The investment effort for innovation is also noted in the volume of human resources allocated to this activity. With almost 5,000 workers dedicated to R&D activities, the pharmaceutical industry also leads in this area the ranking of industrial sectors in Spain.
This effort results in the development of new medications, whose main effect is the health benefit of patients. According to Sánchez, in his article, life expectancy at birth in the Organization for Economic Cooperation and Development (OECD) experienced an increase of 1.7 years between 2000 and 2009, from 74.1 to 75.8 years. 73% of this increase in life expectancy of developed countries can be attributed directly to the contribution of innovative effects. The text also includes concrete examples of the positive impact of innovative medicines on the health of patients of different pathologies.
Beyond the health effects of patients, the article also offers scientific evidence on the benefits of new drugs for the efficiency of the healthcare system. Thus, the article mentions a study on the case of the United States in which it is estimated that the replacement of an old drug (average of 15 years since its commercialization) by a more modern one (average of 5.5 years since its commercialization) implies an extra pharmaceutical cost of $ 18 per capita, but generates a savings of $ 129 per capita (7 times more) in other items of healthcare spending such as hospitalizations or avoided medical visits, which makes the innovative drug a net resource saver intended for health care.

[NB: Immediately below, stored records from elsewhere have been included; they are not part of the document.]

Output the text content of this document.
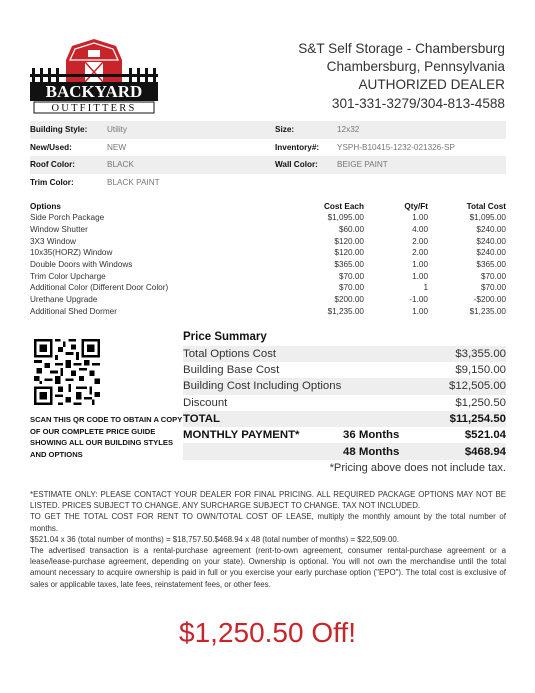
BACKYARD
OUTFITTERS
S&T Self Storage - Chambersburg
Chambersburg, Pennsylvania
AUTHORIZED DEALER
301-331-3279/304-813-4588
Building Style:	Utility	Size:	12x32
New/Used:	NEW	Inventory#:	YSPH-B10415-1232-021326-SP
Roof Color:	BLACK	Wall Color:	BEIGE PAINT
Trim Color:	BLACK PAINT		
Options	Cost Each	Qty/Ft	Total Cost
Side Porch Package	$1,095.00	1.00	$1,095.00
Window Shutter	$60.00	4.00	$240.00
3X3 Window	$120.00	2.00	$240.00
10x35(HORZ) Window	$120.00	2.00	$240.00
Double Doors with Windows	$365.00	1.00	$365.00
Trim Color Upcharge	$70.00	1.00	$70.00
Additional Color (Different Door Color)	$70.00	1	$70.00
Urethane Upgrade	$200.00	-1.00	-$200.00
Additional Shed Dormer	$1,235.00	1.00	$1,235.00
SCAN THIS QR CODE TO OBTAIN A COPY OF OUR COMPLETE PRICE GUIDE SHOWING ALL OUR BUILDING STYLES AND OPTIONS
Price Summary
Total Options Cost	$3,355.00
Building Base Cost	$9,150.00
Building Cost Including Options	$12,505.00
Discount	$1,250.50
TOTAL	$11,254.50
MONTHLY PAYMENT*	36 Months	$521.04
48 Months	$468.94
*Pricing above does not include tax.

*ESTIMATE ONLY: PLEASE CONTACT YOUR DEALER FOR FINAL PRICING. ALL REQUIRED PACKAGE OPTIONS MAY NOT BE LISTED. PRICES SUBJECT TO CHANGE. ANY SURCHARGE SUBJECT TO CHANGE. TAX NOT INCLUDED.

TO GET THE TOTAL COST FOR RENT TO OWN/TOTAL COST OF LEASE, multiply the monthly amount by the total number of months.

$521.04 x 36 (total number of months) = $18,757.50.$468.94 x 48 (total number of months) = $22,509.00.

The advertised transaction is a rental-purchase agreement (rent-to-own agreement, consumer rental-purchase agreement or a lease/lease-purchase agreement, depending on your state). Ownership is optional. You will not own the merchandise until the total amount necessary to acquire ownership is paid in full or you exercise your early purchase option ("EPO"). The total cost is exclusive of sales or applicable taxes, late fees, reinstatement fees, or other fees.

$1,250.50 Off!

Finally, it addresses the impact of innovative medicines on economic growth, mentioning the positive impact that the health of the population has on economic growth, since each year that increases the life expectancy of a country corresponds to an increase of your Gross Domestic Product of 4%. Similarly, other empirical work establishes that the benefit due to new drugs sold in the period 1982-1996 on labor productivity was between 2.3 and 8.1 times higher than its cost.
All these arguments, based on solid scientific evidence, allow Sánchez to conclude that only with a global and long-term analysis, which includes all aspects in which pharmacological innovation affects, can the real value of the incorporation of medicines be established. Innovators to healthcare provision in Spain.
In Distefar we support that the revision of medicines and the update of them are necessary. Not only for the health of the patient but for the economy in general of the country for the savings that it implies.